パンの香ばしい匂いとかつお出汁の匂いが漂っていて、食欲を誘う。朝食はデュッフェ形式で好きな物を好きなだけ食べられるシステムになっていた。
朝食から帰ると部屋のソファーには桃香先輩と相良先輩、春が座っていて、相良先輩の横にもう一人眼鏡の生徒が座っていた。
この眼鏡の人が『管理』ということか。
4人は書類を見ながらなにやら話し込んでいたので、「ただいま」と声だけ掛けて制服に着替えに自室に向かった。

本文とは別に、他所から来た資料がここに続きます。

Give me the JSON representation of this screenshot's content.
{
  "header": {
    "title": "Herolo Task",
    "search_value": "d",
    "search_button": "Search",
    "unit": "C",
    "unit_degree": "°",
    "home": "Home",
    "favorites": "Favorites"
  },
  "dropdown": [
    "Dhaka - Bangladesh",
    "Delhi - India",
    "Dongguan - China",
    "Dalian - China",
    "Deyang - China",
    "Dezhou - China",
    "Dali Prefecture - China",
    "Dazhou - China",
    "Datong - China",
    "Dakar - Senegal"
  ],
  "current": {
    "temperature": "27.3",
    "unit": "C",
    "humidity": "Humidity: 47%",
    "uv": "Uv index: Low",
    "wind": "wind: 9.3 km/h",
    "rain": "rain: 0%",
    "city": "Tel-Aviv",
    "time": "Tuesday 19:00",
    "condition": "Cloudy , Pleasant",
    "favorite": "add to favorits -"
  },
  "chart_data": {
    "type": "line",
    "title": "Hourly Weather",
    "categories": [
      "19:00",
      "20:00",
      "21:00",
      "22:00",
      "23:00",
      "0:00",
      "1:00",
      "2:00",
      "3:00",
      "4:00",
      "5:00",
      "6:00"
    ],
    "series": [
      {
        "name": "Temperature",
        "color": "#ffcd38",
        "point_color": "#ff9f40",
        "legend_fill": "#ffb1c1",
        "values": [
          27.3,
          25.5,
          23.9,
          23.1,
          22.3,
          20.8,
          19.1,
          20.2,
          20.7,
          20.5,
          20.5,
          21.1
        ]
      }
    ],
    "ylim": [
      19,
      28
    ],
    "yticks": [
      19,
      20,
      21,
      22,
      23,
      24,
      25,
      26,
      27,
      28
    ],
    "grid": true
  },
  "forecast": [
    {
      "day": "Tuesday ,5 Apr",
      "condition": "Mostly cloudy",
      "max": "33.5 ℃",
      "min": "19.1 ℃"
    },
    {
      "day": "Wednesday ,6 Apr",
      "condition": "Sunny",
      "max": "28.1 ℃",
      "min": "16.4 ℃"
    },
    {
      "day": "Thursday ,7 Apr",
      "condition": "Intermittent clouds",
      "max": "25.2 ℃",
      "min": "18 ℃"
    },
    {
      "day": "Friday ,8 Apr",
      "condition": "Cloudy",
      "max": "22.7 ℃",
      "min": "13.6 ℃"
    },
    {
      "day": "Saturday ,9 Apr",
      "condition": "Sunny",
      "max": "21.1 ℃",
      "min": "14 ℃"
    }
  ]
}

白いワイシャツの上に校章のエンブレムの入った濃紺のブレザー。首には学年ごとに色分けされたネクタイを結ぶ。
これまでの学校でもブレザーだった。だけど……だけど……ネクタイは無かった。
こんなことなら親父に教えてもらっていればよかった。
項垂れても後の祭りだ。
俺は不器用なのだ。
靴紐もまっすぐに結べないほど……そんな俺がネクタイなど結べるはずも無く、何度も試行錯誤した結果、首からさげたまま部屋を出た。
春に教えてもらおう。
リビングでは話が終わったのか4人が立ち上がってカバンを手に持っていた。
「職員室まで一緒に行って教室に案内するよ」
春に言われて「ありがとう。よろしく」と返した。
「毎朝ここにみんな集まるから、響君は僕と一緒に行こうよ。どうせクラスも一緒だし」
「ありがとう」
「末永君も一緒に」
スエナガ君? 首を傾げると、「管理の末長学(ガク)です」と眼鏡の生徒が自己紹介をした。